Des parlementaires américains exhortent Homeland Security et le Département d’État à freiner le trafic illégal d’armes vers Haïti…

Elizabeth Warren, senatrice du Massaschusetts, Gregory Mees, depute distric de l'Etatde New-Yor et Scheila Cherfilus McCormic , depute du district 20 de l'Etat de la Floride...

WASHINGTON, vendredi 27 septembre 2024– Dans une correspondance adressée aux principaux responsables de la sécurité et de la politique étrangère des États-Unis, notamment au secrétaire du Département de la Sécurité intérieure (Homeland Security), Alejandro Mayorkas, à la secrétaire au Commerce, Gina Raimondo, au secrétaire d’État, Antony Blinken, ainsi qu’au procureur général Merrick Garland, un groupe de parlementaires américains a exprimé son inquiétude face à l’ampleur du trafic d’armes des États-Unis vers Haïti.

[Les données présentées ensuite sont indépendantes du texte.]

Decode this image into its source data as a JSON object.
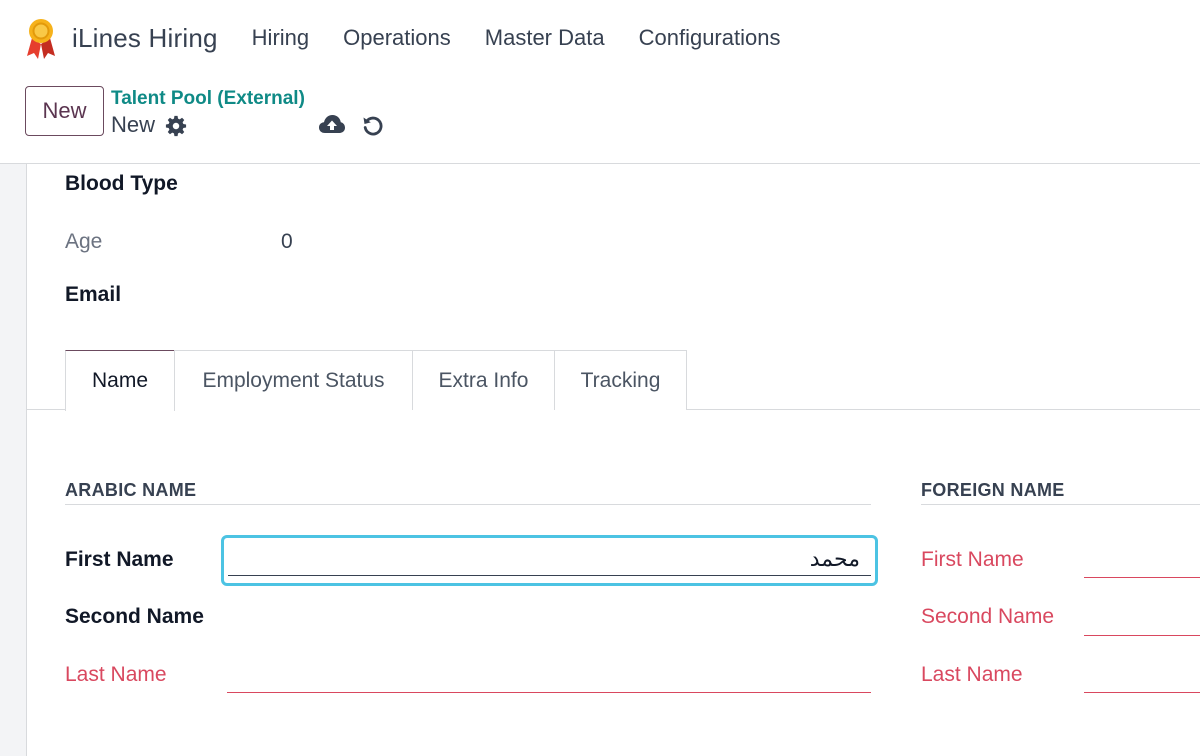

Cette initiative survient dans un contexte où la situation en Haïti s’aggrave rapidement, en grande partie en raison du flux incessant d’armes à feu illégales en provenance des États-Unis, ce qui alimente directement la violence croissante des gangs dans le pays.

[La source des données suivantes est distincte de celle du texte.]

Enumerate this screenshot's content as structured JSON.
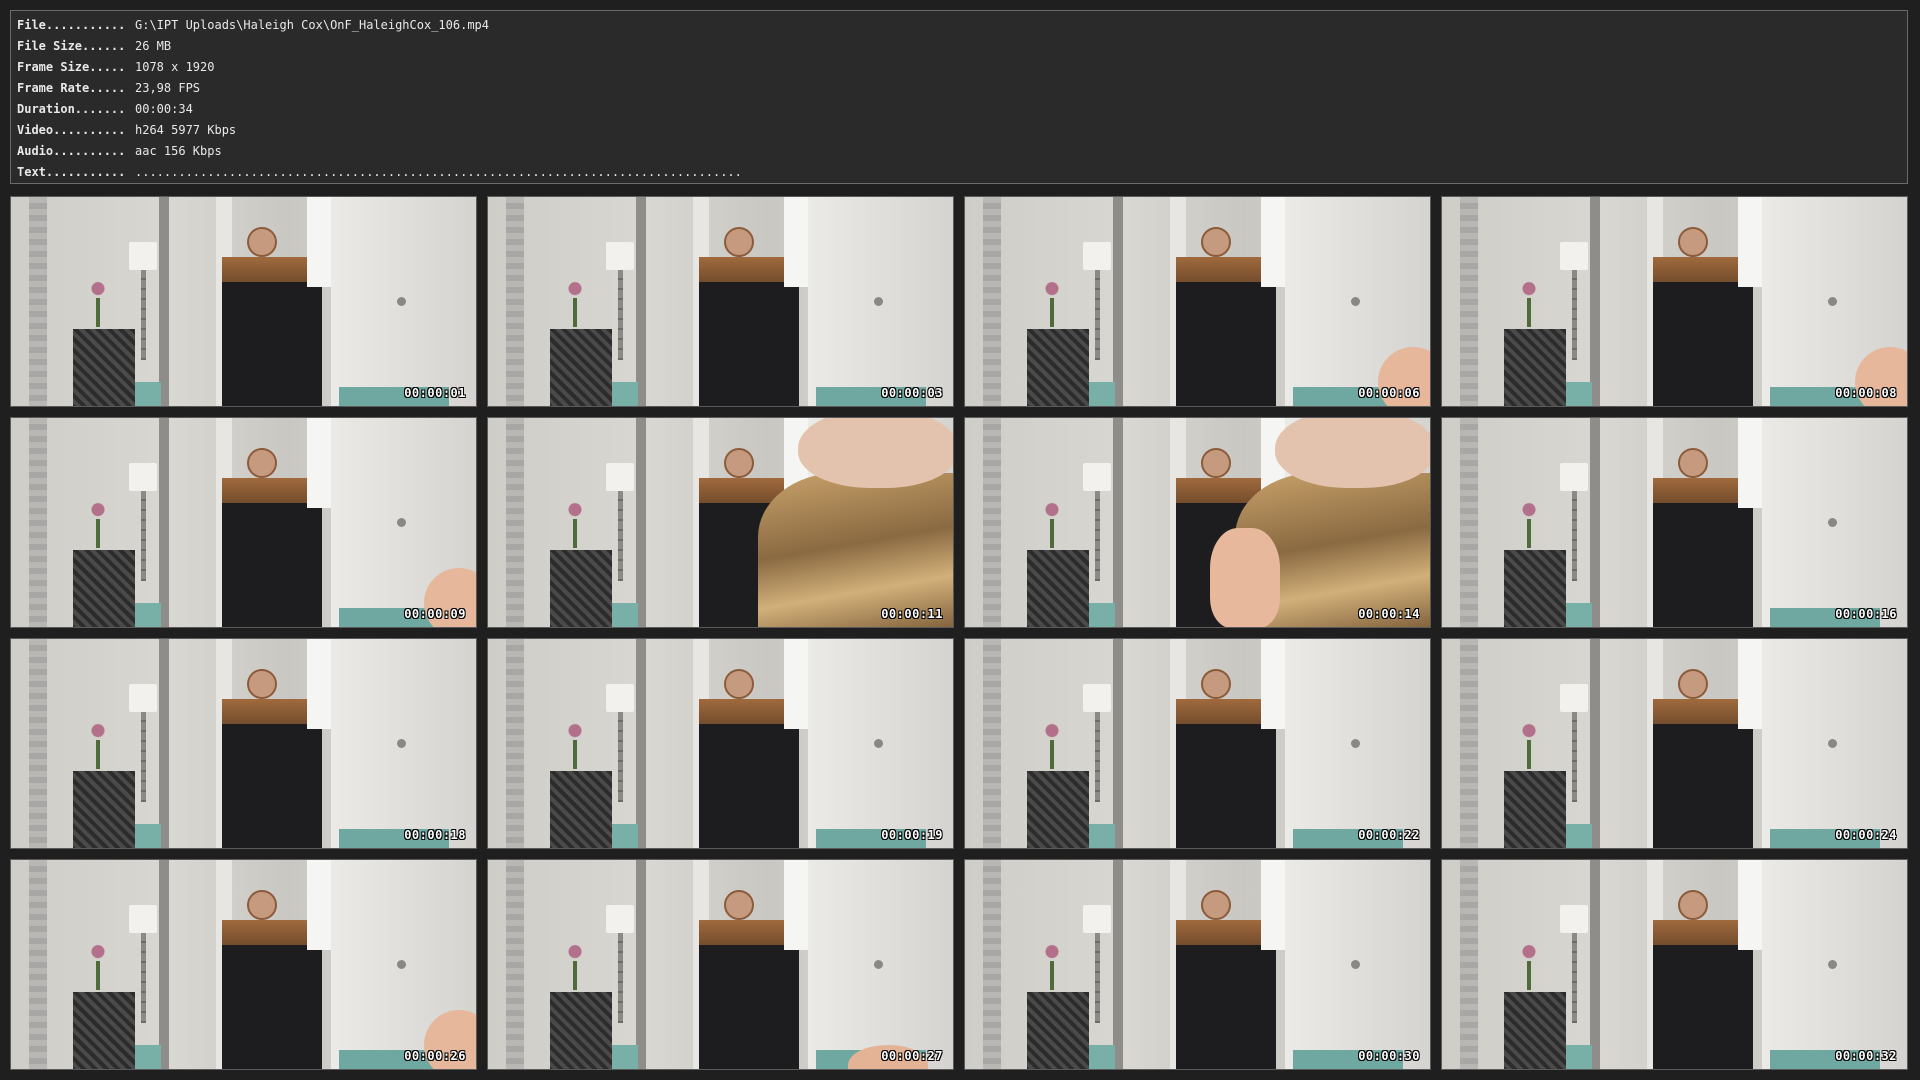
{
  "info": {
    "rows": [
      {
        "label": "File...........",
        "value": "G:\\IPT Uploads\\Haleigh Cox\\OnF_HaleighCox_106.mp4"
      },
      {
        "label": "File Size......",
        "value": "26 MB"
      },
      {
        "label": "Frame Size.....",
        "value": "1078 x 1920"
      },
      {
        "label": "Frame Rate.....",
        "value": "23,98 FPS"
      },
      {
        "label": "Duration.......",
        "value": "00:00:34"
      },
      {
        "label": "Video..........",
        "value": "h264 5977 Kbps"
      },
      {
        "label": "Audio..........",
        "value": "aac 156 Kbps"
      },
      {
        "label": "Text...........",
        "value": "...................................................................................."
      }
    ]
  },
  "thumbnails": [
    {
      "timestamp": "00:00:01",
      "subject": "empty-room"
    },
    {
      "timestamp": "00:00:03",
      "subject": "empty-room"
    },
    {
      "timestamp": "00:00:06",
      "subject": "skin-corner"
    },
    {
      "timestamp": "00:00:08",
      "subject": "skin-corner"
    },
    {
      "timestamp": "00:00:09",
      "subject": "skin-corner"
    },
    {
      "timestamp": "00:00:11",
      "subject": "person-hat"
    },
    {
      "timestamp": "00:00:14",
      "subject": "person-hat-arm"
    },
    {
      "timestamp": "00:00:16",
      "subject": "empty-room"
    },
    {
      "timestamp": "00:00:18",
      "subject": "empty-room"
    },
    {
      "timestamp": "00:00:19",
      "subject": "empty-room"
    },
    {
      "timestamp": "00:00:22",
      "subject": "empty-room"
    },
    {
      "timestamp": "00:00:24",
      "subject": "empty-room"
    },
    {
      "timestamp": "00:00:26",
      "subject": "skin-corner"
    },
    {
      "timestamp": "00:00:27",
      "subject": "skin-bottom"
    },
    {
      "timestamp": "00:00:30",
      "subject": "empty-room"
    },
    {
      "timestamp": "00:00:32",
      "subject": "empty-room"
    }
  ]
}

Les parlementaires, préoccupés par l’impact dévastateur de cette crise sur la population haïtienne, ont exprimé leur inquiétude concernant la facilité avec laquelle des armes à feu de haute puissance, notamment des fusils d’assaut tels que les AK-47 et AR-15, sont acheminées illégalement depuis les États-Unis vers Haïti.

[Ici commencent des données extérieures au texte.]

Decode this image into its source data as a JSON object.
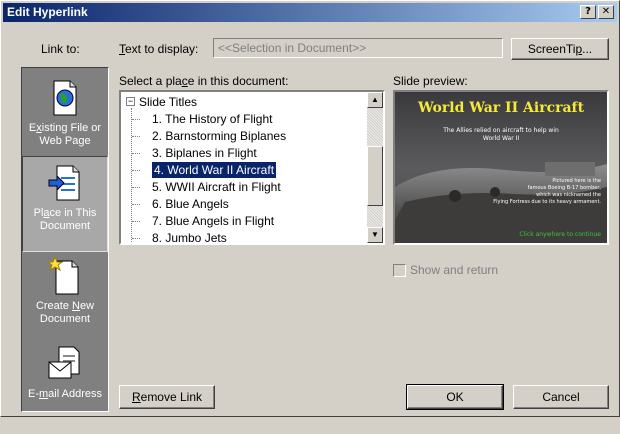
{
  "window": {
    "title": "Edit Hyperlink"
  },
  "title_buttons": {
    "help": "?",
    "close": "✕"
  },
  "link_to": {
    "label": "Link to:",
    "items": [
      {
        "line1_pre": "E",
        "line1_u": "x",
        "line1_post": "isting File or",
        "line2": "Web Page",
        "icon": "globe-document-icon"
      },
      {
        "line1_pre": "Pl",
        "line1_u": "a",
        "line1_post": "ce in This",
        "line2": "Document",
        "icon": "arrow-document-icon",
        "selected": true
      },
      {
        "line1_pre": "Create ",
        "line1_u": "N",
        "line1_post": "ew",
        "line2": "Document",
        "icon": "new-document-icon"
      },
      {
        "line1_pre": "E-",
        "line1_u": "m",
        "line1_post": "ail Address",
        "line2": "",
        "icon": "envelope-icon"
      }
    ]
  },
  "text_to_display": {
    "label_u": "T",
    "label_rest": "ext to display:",
    "value": "<<Selection in Document>>"
  },
  "screentip_button": {
    "pre": "ScreenTi",
    "u": "p",
    "post": "..."
  },
  "place_label": {
    "pre": "Select a pla",
    "u": "c",
    "post": "e in this document:"
  },
  "tree": {
    "root": "Slide Titles",
    "items": [
      "1. The History of Flight",
      "2. Barnstorming Biplanes",
      "3. Biplanes in Flight",
      "4. World War II Aircraft",
      "5. WWII Aircraft in Flight",
      "6. Blue Angels",
      "7. Blue Angels in Flight",
      "8. Jumbo Jets"
    ],
    "selected_index": 3
  },
  "preview": {
    "label": "Slide preview:",
    "slide_title": "World War II Aircraft",
    "caption_line1": "The Allies relied on aircraft to help win",
    "caption_line2": "World War II",
    "note_line1": "Pictured here is the",
    "note_line2": "famous Boeing B-17 bomber,",
    "note_line3": "which was nicknamed the",
    "note_line4": "Flying Fortress due to its heavy armament.",
    "footer": "Click anywhere to continue"
  },
  "show_and_return": {
    "label": "Show and return",
    "checked": false,
    "enabled": false
  },
  "remove_link": {
    "pre": "",
    "u": "R",
    "post": "emove Link"
  },
  "ok_button": "OK",
  "cancel_button": "Cancel",
  "colors": {
    "title_active": "#0a246a",
    "selection": "#0a246a",
    "slide_title": "#f5e93a",
    "slide_footer": "#39c23a"
  }
}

Selon eux, la prolifération de ces armes contribue non seulement à l’instabilité dans le pays, mais complique également les efforts de la communauté internationale et des autorités haïtiennes pour rétablir un semblant d’ordre et de sécurité. « Haïti est devenu une destination majeure pour les armes illégales trafiquées depuis notre territoire, et cela doit cesser », souligne la lettre, qui appelle à des mesures immédiates et renforcées de la part du gouvernement américain pour endiguer ce fléau.

Les armes à feu entrant en Haïti proviennent en grande partie de la Floride, du Texas et de plusieurs autres États où les lois sur les armes à feu sont relativement souples et où les contrôles à l’exportation sont souvent insuffisants pour empêcher le trafic.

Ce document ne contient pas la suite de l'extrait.